— или когда они критиковали политику военной мощи Америки, считавшуюся противоположностью тоталитарной, по общим с тоталитарной критериям (Вьетнам, Ливия, сопротивление политике разрядки и т. д.).
Спор историков происходит и на этом фоне. Политические намерения, которые неприкрыто связываются с ориентированным на общественность нормализирующим и дистанцированным включением национал-социалистического периода в историю, не нуждаются в поиске мотивов. Если условие для антитоталитарного консенсуса, действовавшее в 1950-е годы и состоявшее в сдержанности по отношению к собственной истории, исполняется все меньше, то по отношению к этой истории напрашивается альтернатива: мгновенная депроблематизация уже не выносимого за скобки прошлого и отчасти своенравное объявление себя сторонниками непрерывностей, проходящих сквозь период национал-социализма.
Итак, лишь сегодня подлежит обсуждению то, как мы будем понимать западную ориентацию — только прагматически как вопрос альянсов или еще и интеллектуально как новое начало политической культуры17. Кто удовольствуется риторическим «и-и», тот усмирит экзистенциальный вопрос, превратив его в спор о словах: ведь Кьеркегорово «или-или» соотносится с модусом осознанной ответственности за определенный отрезок истории. Наша послевоенная история в решающей точке, в отходе от собственных пагубных традиций, не должна оставаться в подчинении у тупой и лицемерной службы.
(обратно)Границы неоисторизма* Беседа с Жаном-Марком Ферри
Ферри: В наше время стало ясно, что «спор историков» — это не схоластические словопрения, а, скорее, дебаты о самопонимании ФРГ. Итак, в каком смысле, по-вашему, после Освенцима предпосылки непрерывности жизненных взаимосвязей изменились до такой степени, что сегодня вообще невозможно принять тот тип исторического анализа, который неоисторизм стремится возродить?

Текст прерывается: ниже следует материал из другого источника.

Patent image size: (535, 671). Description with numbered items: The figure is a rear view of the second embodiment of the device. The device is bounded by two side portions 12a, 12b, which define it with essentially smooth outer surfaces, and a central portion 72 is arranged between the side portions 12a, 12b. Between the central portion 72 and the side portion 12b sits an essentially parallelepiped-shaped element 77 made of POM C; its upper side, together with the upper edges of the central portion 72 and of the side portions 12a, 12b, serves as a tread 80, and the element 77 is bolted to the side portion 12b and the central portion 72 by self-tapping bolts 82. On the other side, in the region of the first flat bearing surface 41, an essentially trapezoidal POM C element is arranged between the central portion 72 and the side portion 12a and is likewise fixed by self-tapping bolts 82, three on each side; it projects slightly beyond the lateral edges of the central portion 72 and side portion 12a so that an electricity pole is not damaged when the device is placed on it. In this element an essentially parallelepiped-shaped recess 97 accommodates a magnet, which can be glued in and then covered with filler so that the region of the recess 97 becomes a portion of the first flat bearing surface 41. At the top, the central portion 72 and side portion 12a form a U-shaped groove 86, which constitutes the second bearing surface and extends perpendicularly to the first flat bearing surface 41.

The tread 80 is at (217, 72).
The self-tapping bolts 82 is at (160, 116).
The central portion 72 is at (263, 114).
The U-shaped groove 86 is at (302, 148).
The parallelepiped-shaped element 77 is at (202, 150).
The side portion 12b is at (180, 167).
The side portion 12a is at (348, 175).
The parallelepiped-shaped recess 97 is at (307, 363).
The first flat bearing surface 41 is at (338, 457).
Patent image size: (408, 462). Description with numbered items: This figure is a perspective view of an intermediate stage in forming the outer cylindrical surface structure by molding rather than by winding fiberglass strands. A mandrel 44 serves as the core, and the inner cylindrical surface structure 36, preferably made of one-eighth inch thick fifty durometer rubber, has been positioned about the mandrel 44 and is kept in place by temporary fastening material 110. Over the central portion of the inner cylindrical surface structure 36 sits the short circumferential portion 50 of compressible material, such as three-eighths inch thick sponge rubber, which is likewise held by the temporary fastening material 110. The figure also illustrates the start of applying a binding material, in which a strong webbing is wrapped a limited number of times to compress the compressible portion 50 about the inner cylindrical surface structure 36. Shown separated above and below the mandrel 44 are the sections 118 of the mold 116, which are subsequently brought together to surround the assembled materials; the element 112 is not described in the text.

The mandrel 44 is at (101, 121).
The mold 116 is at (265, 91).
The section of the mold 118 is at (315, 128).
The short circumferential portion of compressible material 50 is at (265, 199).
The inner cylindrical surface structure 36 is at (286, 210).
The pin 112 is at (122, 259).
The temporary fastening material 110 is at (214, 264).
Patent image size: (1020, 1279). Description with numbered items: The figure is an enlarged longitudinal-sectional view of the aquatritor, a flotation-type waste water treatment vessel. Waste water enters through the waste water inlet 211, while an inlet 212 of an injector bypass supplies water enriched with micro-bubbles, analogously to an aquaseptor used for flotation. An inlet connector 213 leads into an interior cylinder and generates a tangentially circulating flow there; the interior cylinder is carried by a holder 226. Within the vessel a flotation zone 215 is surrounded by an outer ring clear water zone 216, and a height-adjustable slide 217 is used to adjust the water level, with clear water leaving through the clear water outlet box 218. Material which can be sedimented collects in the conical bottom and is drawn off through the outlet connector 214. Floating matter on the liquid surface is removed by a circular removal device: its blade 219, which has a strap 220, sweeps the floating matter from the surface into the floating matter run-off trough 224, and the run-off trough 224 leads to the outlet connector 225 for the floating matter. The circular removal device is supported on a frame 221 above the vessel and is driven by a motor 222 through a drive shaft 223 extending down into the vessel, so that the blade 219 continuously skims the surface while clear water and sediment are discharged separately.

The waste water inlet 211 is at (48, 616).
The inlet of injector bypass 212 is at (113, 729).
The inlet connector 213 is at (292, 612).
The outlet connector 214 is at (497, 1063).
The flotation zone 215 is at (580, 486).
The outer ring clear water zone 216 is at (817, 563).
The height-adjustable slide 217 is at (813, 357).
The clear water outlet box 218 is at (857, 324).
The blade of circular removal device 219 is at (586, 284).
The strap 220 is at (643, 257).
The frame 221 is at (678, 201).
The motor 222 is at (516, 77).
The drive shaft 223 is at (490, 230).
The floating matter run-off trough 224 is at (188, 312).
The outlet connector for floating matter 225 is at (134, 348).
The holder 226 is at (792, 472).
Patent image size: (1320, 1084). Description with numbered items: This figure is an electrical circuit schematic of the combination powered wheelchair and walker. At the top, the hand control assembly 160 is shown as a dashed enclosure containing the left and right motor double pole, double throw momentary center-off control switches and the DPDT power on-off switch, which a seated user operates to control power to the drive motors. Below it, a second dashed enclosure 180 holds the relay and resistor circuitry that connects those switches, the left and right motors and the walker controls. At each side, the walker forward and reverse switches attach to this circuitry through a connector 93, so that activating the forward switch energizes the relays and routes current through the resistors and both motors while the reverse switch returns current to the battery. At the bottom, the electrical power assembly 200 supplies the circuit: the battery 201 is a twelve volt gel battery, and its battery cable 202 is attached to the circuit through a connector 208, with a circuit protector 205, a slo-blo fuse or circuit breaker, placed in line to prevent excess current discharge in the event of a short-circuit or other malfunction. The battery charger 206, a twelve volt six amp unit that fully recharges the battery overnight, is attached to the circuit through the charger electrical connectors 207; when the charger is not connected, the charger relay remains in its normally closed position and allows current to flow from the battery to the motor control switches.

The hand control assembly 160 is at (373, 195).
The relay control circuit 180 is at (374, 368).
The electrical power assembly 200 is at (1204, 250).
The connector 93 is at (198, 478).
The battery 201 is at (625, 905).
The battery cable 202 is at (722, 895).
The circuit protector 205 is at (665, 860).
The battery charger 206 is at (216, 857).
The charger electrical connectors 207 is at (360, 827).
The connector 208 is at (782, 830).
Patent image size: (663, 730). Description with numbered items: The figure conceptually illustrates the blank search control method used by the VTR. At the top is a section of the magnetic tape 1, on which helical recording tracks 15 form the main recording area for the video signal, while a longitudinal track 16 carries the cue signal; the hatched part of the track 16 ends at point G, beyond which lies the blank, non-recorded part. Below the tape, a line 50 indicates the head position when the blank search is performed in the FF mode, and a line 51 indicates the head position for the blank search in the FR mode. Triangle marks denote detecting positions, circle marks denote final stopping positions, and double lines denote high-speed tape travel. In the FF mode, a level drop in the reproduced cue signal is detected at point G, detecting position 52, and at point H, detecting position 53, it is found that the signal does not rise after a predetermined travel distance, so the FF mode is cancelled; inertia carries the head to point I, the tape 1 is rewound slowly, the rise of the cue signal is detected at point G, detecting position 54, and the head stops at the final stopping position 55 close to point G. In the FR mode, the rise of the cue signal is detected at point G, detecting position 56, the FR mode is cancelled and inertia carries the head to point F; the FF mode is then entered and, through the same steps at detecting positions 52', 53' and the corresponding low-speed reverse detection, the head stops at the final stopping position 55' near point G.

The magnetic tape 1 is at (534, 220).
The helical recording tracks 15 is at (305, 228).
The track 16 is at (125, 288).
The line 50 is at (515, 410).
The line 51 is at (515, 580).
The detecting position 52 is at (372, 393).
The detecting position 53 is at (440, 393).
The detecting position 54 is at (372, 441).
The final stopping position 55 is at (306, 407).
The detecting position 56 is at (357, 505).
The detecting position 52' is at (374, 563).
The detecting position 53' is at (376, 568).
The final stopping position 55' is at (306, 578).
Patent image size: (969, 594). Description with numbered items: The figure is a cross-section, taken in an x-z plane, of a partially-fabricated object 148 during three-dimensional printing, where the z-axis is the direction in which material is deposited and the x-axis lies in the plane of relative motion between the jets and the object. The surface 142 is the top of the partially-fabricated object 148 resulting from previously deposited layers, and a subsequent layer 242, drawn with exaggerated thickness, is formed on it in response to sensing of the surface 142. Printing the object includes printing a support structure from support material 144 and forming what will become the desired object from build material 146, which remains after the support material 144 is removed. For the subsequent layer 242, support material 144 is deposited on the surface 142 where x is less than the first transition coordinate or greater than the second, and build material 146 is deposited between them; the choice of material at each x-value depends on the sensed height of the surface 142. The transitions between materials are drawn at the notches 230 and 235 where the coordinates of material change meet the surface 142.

Хабермас: Вероятно, нам придется здесь вкратце договориться по поводу значения выражения «неоисторизм». В ФРГ начиная с 1970-х годов сформировалась своеобразная реакция на проникновение социологических методов и способов анализа в науки о духе. Эта реакция воспринимает себя как возвращение к великой традиции немецких наук о духе XIX века. Важнейшим лозунгом здесь является реабилитация повествования, т. е. нарративного представления событий, противопоставленного притязаниям на теоретическое объяснение. Чтобы публицистически поддержать этот поворот, «Frankfurter Allgemeine Zeitung» даже ввела новый раздел, озаглавленный «науки о духе». Во время спора историков на границы и опасности неоисторизма в связи с историческим представлением катастрофы Освенцима указал прежде всего Саул Фрид лен дер. В этой контроверзе никто не выступил против «историзации», т. е. против по-научному дистанцированного понимания эпохи национал-социализма. Опасения внушает лишь герменевтически неотрефлектированный метод. Если мы желаем просто проникнуть в ситуацию участников, чтобы понять действующих лиц и их поступки из их собственного контекста, мы подвергаемся опасности вообще утерять из виду пагубные взаимосвязи эпохи. В калейдоскопе мелких нормальностей, пестрых и серых, распадается единственная перспектива, из которой можно разглядеть двойное дно этой мнимой нормальности. Детали следует рассматривать пристально не только ради эмпатического понимания — чего к примеру, Мартин Брошат, с которым Фридлендер вел интересный спор, тоже не делает. Дольф Штернбергер многократно настаивал на том, «что почтенное учение о понимании наталкивается на крепкую стену… Безумное злодеяние, обозначающееся именем „Освенцим“, фактически невозможно понять».
Ферри: Можете ли Вы уточнить эту мысль?
Хабермас: Неоисторизм опирается на положение, разделяемое сегодня в практической философии еще и аристотеликами. Всякую практику следует понимать и оценивать, только исходя из жизненных взаимосвязей и традиций, в которых она укоренена. И это будет убедительно до тех пор, пока мы сможем доверять убеждению, что практики, если только они передаются из поколения в поколение и сохраняются в неизменности, выдерживают испытание лишь на основании этой прочности традиций. В этом убеждении проявляется своего рода изначальное антропологическое доверие.
Таким доверием живет историзм. И нельзя сказать, что это совершенно непонятно. Ведь — несмотря на все спонтанные и «самобытные» зверства мировой истории — мы полагаемся на некий глубоко залегающий слой солидарности в межчеловеческом общении face to face2. Этим доверием питалась также бесспорная непрерывность наших традиций. Ведь «традицией» называется то, что мы продолжаем без проблем начатое или показанное нам другими. И обычно мы представляем себе, что когда эти «предшественники» встречались с нами face to face, они не могли тотальным образом обманывать нас, играя роль deus malignus3. На мой взгляд, именно эта основа для доверия разрушена газовыми камерами.